02.12.2009: Kenntnis und Informationspolitik zum Luftangriff bei Kunduz in Afghanistan

Frage:

Inwieweit treffen Medienberichte zu (unter anderem Stuttgarter Nachrichten, 7. November 2009), wonach am 3. September 2009 in Afghanistan Oberst Georg Klein im Bundeswehrstandort Kunduz - "Red Baron 20" - den Piloten eines US-Kampfflugzeugs - "Dude" - anwies, außer auf zwei Tanklastzüge dort auch auf umstehende Personen zu feuern, und inwiefern trifft ferner zu (unter anderem Kölnische Rundschau, 4. November 2009, Der Spiegel, 21. September 2009), dass dieser Pilot vor dem Bombenabwurf fünfmal vergeblich vorschlug, zuvor die Personen am Boden mit Zeigen von Stärke zu warnen, zumal wichtige Einsatzregeln - ISAFHauptquartier umgangen, keine Bodentruppen an Tankern und keine Gefahr im Verzug - nicht eingehalten worden seien?
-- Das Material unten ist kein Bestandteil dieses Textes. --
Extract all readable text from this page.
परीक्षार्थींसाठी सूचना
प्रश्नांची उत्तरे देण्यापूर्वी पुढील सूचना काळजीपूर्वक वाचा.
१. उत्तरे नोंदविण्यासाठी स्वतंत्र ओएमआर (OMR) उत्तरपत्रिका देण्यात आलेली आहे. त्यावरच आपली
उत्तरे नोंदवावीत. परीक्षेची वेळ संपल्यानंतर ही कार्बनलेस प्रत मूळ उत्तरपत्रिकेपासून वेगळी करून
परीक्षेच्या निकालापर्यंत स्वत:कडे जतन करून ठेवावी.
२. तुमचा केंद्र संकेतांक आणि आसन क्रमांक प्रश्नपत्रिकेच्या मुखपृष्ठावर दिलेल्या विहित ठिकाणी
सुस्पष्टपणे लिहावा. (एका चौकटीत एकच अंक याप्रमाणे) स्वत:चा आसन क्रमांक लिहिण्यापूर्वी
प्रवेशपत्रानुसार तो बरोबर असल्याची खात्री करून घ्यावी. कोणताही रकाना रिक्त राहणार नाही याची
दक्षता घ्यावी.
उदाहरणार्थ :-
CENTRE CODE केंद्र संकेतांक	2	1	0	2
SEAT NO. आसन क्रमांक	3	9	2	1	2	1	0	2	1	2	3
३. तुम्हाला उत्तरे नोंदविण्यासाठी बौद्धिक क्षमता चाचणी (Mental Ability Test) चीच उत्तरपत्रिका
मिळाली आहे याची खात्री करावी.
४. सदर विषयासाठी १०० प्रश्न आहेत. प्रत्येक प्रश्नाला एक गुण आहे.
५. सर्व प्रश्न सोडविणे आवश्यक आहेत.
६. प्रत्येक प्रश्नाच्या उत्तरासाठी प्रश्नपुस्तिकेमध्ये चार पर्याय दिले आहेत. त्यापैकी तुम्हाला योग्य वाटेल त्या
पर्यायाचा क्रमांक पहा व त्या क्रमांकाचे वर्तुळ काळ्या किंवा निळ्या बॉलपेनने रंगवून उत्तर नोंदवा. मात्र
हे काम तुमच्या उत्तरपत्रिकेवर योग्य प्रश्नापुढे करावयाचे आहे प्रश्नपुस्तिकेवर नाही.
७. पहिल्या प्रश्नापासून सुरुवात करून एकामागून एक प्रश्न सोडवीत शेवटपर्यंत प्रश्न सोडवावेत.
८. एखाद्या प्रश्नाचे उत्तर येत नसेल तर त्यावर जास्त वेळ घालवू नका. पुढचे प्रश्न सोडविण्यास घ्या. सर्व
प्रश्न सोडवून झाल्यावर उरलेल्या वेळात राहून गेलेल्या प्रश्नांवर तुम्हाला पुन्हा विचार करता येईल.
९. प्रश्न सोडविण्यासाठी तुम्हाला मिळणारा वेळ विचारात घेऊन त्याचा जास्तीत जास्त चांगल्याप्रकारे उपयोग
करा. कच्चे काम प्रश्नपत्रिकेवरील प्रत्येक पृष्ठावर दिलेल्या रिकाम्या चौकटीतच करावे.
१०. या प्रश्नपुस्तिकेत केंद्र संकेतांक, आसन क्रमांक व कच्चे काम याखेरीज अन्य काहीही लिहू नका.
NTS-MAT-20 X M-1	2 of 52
Christian Schmidt, Parl. Staatssekretär beim Bundesminister der Verteidigung:

Herr Kollege Ströbele, Sie haben Medienberichte genannt, die auf Details der Umstände der Angriffe auf die Tanklastzüge und des Bombenabwurfs hinweisen. Diese Medienberichte sind dem Bundesministerium der Verteidigung natürlich zur Kenntnis gelangt. Der Vorgang, den Sie explizit angesprochen haben, wird derzeit von der Bundesanwaltschaft bearbeitet. Sie prüft, ob eine Straftat nach dem Völkerstrafgesetzbuch vorliegt. Ich beantworte Ihre Frage wie folgt: Ich möchte dem Ergebnis der Prüfung, also nicht unserer internen Prüfung, sondern der maßgeblichen Prüfung der Bundesanwaltschaft, nicht vorgreifen. Ich bitte um Verständnis dafür, dass wir dies so strikt halten wollen. Die Bundesanwaltschaft ist bereits mit allen Informationen, die uns zur Verfügung stehen und die sich in den letzten Tagen ergeben haben, versorgt worden.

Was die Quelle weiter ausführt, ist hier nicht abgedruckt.